Comment avez-vous été impliqué dans le projet ?
Mathieu Bertholet : J’ai rencontré Emilie Aussel, réalisatrice de L’Été l’éternité, en 2013, pour son projet de court métrage Petite blonde. Ce film fut notre première collaboration. Ensuite, nous avons à nouveau travaillé ensemble pour Ta bouche mon paradis (2016), court métrage en collaboration avec l’École régionale d’acteurs de Cannes (ERAC). C’est à cette époque qu’Emilie a commencé à me parler de son projet de long métrage alors intitulé Mourir jeune. Régulièrement, nous échangions sur le projet, je lisais les différentes versions du scénario et, petit à petit, au fil de nos discussions, se construisait l’idée générale de ce que pourrait être le film, ses ambiances, ses décors… En 2019, Thomas Ordonneau (producteur) et Shellac Films ont décidé de lancer la préparation du film et c’est logiquement que j’ai accepté de suivre Emilie dans cette nouvelle aventure…

Comment décririez-vous le look du projet ?
MB : Pour ce film, je voulais m’éloigner d’une image trop naturaliste, celle qu’on applique souvent à un cinéma dit "réaliste", qui aborde la jeunesse, l’adolescence et ses émois. Il s’agissait pour moi de donner au film une identité visuelle, faite de couleurs, de contrastes. Ne pas avoir peur des lumières d’été, parfois dures. Traiter le réel, certes, mais le magnifier d’une manière ou d’une autre. Oser...

Paradoxalement, nous avions très peu de moyens techniques pour y parvenir. Il fallait donc choisir des décors, de jour comme de nuit, sur lesquels je puisse intervenir. Travailler en négatif. Couper des lumières existantes pour construire l’image souhaitée. Et ajouter par petites touches, une couleur, un contraste qui nous ferait entrer dans la fiction.

De g. à d. : Mathieu Bertholet, Emilie Aussel et Julie Aguttes (assistante mise en scène). - Photo : Pascale Anziani.
De g. à d. : Mathieu Bertholet, Emilie Aussel et Julie Aguttes (assistante mise en scène).
Photo : Pascale Anziani.


La scène de nuit dans le skatepark entre les personnages de Malo et d’Elias est tout à fait représentative de cette démarche.
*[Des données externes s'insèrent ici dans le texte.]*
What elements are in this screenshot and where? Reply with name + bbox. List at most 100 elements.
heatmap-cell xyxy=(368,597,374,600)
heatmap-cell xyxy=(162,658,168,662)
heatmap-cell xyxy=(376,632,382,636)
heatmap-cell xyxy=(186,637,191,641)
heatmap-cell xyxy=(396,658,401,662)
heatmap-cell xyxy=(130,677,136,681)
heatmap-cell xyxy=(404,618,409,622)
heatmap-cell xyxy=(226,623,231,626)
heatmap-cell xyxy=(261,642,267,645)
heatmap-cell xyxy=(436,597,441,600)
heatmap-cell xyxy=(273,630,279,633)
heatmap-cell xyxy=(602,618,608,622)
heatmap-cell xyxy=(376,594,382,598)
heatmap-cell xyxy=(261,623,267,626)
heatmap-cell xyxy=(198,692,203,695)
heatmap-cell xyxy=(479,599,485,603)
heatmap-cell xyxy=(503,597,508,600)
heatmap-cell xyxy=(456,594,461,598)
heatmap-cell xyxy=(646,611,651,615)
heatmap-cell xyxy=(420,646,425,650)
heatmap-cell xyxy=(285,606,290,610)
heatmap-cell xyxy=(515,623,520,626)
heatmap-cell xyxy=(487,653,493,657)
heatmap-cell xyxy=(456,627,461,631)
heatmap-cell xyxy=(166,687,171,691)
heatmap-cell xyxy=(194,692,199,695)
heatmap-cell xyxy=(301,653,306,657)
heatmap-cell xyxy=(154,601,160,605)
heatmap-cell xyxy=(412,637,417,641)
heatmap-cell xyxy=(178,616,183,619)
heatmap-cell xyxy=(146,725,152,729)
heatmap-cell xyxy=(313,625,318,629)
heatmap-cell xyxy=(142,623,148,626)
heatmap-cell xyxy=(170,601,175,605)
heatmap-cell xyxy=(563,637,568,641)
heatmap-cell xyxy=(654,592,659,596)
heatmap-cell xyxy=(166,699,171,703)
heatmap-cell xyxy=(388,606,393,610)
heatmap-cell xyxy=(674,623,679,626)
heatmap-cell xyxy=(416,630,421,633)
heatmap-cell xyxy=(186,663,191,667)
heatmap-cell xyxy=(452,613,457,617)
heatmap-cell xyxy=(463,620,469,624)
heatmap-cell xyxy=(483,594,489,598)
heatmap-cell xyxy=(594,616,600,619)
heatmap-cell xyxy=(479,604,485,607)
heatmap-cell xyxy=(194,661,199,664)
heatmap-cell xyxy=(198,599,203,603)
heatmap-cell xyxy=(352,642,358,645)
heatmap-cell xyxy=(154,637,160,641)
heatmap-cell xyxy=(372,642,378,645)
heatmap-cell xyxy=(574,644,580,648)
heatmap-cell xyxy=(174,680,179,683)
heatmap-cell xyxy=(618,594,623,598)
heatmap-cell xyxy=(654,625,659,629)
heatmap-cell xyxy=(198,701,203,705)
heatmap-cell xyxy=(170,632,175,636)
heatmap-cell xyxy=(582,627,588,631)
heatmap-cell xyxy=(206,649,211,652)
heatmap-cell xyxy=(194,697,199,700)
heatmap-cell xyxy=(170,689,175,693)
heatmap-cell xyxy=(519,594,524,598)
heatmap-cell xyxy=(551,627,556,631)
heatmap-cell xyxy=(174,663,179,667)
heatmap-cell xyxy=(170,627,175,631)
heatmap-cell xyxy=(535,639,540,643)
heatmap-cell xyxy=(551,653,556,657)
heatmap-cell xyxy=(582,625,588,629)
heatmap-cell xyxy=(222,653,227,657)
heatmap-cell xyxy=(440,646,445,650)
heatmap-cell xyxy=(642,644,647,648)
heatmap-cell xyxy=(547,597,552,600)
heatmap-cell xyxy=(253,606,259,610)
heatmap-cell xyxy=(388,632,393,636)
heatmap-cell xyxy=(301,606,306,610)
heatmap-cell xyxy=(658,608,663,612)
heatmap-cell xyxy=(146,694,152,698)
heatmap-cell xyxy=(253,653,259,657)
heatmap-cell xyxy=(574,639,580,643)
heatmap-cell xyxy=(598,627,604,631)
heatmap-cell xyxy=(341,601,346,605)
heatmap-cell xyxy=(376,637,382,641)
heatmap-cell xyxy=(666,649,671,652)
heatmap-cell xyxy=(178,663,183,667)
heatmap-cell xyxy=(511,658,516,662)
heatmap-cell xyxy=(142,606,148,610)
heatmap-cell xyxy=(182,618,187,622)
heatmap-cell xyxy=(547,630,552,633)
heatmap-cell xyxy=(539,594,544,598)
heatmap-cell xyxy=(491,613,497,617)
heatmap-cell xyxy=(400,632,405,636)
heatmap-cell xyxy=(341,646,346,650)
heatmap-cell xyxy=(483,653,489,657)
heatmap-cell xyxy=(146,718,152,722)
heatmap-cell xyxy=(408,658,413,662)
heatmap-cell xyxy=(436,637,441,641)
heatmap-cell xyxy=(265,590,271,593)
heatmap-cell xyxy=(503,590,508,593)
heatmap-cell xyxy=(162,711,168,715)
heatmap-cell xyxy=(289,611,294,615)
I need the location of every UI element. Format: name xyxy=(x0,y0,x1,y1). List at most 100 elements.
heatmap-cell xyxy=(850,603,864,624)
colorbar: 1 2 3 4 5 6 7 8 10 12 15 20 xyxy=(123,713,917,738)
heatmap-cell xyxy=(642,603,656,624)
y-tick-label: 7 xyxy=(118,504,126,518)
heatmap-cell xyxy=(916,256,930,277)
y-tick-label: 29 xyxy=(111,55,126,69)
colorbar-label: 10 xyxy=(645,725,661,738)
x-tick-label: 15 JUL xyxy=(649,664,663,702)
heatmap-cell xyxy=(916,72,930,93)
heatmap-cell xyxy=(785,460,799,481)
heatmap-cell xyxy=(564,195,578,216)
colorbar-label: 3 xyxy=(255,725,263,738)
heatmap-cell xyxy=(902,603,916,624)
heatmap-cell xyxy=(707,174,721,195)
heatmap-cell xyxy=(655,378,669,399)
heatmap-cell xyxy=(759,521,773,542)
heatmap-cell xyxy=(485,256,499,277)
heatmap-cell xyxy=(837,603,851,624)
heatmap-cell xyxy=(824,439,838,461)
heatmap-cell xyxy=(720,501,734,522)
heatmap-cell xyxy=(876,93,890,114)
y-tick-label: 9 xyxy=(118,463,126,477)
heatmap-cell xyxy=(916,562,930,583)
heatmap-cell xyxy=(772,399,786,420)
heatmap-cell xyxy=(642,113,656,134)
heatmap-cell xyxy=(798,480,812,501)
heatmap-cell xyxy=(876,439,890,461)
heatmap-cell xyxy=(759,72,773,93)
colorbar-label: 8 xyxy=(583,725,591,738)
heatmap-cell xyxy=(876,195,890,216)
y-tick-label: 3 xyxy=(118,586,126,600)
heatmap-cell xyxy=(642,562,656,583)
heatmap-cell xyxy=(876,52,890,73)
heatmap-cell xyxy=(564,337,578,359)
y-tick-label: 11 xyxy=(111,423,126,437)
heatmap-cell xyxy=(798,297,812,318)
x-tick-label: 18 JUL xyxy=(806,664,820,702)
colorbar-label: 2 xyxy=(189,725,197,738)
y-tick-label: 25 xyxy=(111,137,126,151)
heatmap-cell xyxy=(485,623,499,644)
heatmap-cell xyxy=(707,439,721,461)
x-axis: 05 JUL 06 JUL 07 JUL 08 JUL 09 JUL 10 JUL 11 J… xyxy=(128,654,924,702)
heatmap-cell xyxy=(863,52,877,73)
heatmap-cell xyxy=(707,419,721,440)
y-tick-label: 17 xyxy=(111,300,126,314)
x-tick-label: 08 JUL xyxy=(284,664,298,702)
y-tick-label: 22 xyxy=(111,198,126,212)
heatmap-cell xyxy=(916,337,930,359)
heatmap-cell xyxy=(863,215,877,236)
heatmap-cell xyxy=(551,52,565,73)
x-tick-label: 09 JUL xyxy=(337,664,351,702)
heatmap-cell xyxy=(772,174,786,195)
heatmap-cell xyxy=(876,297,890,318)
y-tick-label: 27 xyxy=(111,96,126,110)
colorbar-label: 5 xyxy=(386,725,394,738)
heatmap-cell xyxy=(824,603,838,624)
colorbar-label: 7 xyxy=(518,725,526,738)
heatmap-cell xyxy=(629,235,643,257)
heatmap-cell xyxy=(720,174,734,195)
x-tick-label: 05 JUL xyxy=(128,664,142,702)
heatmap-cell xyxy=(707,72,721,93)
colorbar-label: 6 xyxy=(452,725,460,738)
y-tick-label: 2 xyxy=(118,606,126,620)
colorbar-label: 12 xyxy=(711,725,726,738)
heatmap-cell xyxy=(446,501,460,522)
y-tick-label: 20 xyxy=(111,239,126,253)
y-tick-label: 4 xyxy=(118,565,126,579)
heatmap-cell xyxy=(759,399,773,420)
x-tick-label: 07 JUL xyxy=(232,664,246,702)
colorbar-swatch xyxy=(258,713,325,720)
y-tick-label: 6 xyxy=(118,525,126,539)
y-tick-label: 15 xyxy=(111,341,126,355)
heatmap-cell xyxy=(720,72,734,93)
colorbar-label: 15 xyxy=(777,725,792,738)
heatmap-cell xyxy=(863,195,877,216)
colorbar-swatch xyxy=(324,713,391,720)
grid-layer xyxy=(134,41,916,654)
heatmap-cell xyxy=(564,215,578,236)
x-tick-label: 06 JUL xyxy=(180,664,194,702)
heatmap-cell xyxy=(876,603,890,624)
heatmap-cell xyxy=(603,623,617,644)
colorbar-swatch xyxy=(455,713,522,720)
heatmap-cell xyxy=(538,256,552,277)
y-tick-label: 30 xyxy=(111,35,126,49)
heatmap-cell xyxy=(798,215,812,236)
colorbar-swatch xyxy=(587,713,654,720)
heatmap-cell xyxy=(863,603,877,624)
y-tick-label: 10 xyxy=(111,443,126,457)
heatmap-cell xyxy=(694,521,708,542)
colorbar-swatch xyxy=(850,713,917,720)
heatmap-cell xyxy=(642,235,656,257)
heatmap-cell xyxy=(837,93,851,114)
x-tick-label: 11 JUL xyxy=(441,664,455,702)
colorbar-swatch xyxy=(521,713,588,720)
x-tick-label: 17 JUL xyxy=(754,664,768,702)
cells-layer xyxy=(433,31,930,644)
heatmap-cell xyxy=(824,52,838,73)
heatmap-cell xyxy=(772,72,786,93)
L’éclairage de ce lieu mélange plusieurs types de sources lumineuses (sodium, tubes fluos…). Les couleurs se marient. En coupant certaines sources, j’ai construit une ambiance de nuit que j’aime beaucoup. Je n’ai rajouté qu’un SL1 en contre avec un Cyan 30 pour compléter. Idem lorsque le personnage d’Eve se rend la nuit sur la plage pour chercher sa copine Lise… Le sodium éclaire la corniche et plonge la plage dans cette lueur jaune/orangée. Au lointain, quelques néons donnent une touche plus froide, dans des tons bleus/verts… C’est cette couleur que je reprends de manière très douce sur son visage…

En extérieur-jour, et notamment pour la longue séquence de plage au début du film, qui s’ouvre avec un soleil au zénith et se poursuit jusqu’à la tombée de la nuit, le principe était de respecter des horaires de tournage bien précis. Ainsi, chaque partie de séquence (la baignade, les discussions sur la plage, l’apéro, le bain en fin de jour…) a son identité propre. Ensuite, l’étalonnage numérique me permet d’accentuer ces petites différences, de marquer le temps qui passe, avec des contre-jours ensoleillés plus ou moins chauds selon l’heure, et des ombres qui, petit à petit, se refroidissent quand vient la fin de journée, puis la nuit…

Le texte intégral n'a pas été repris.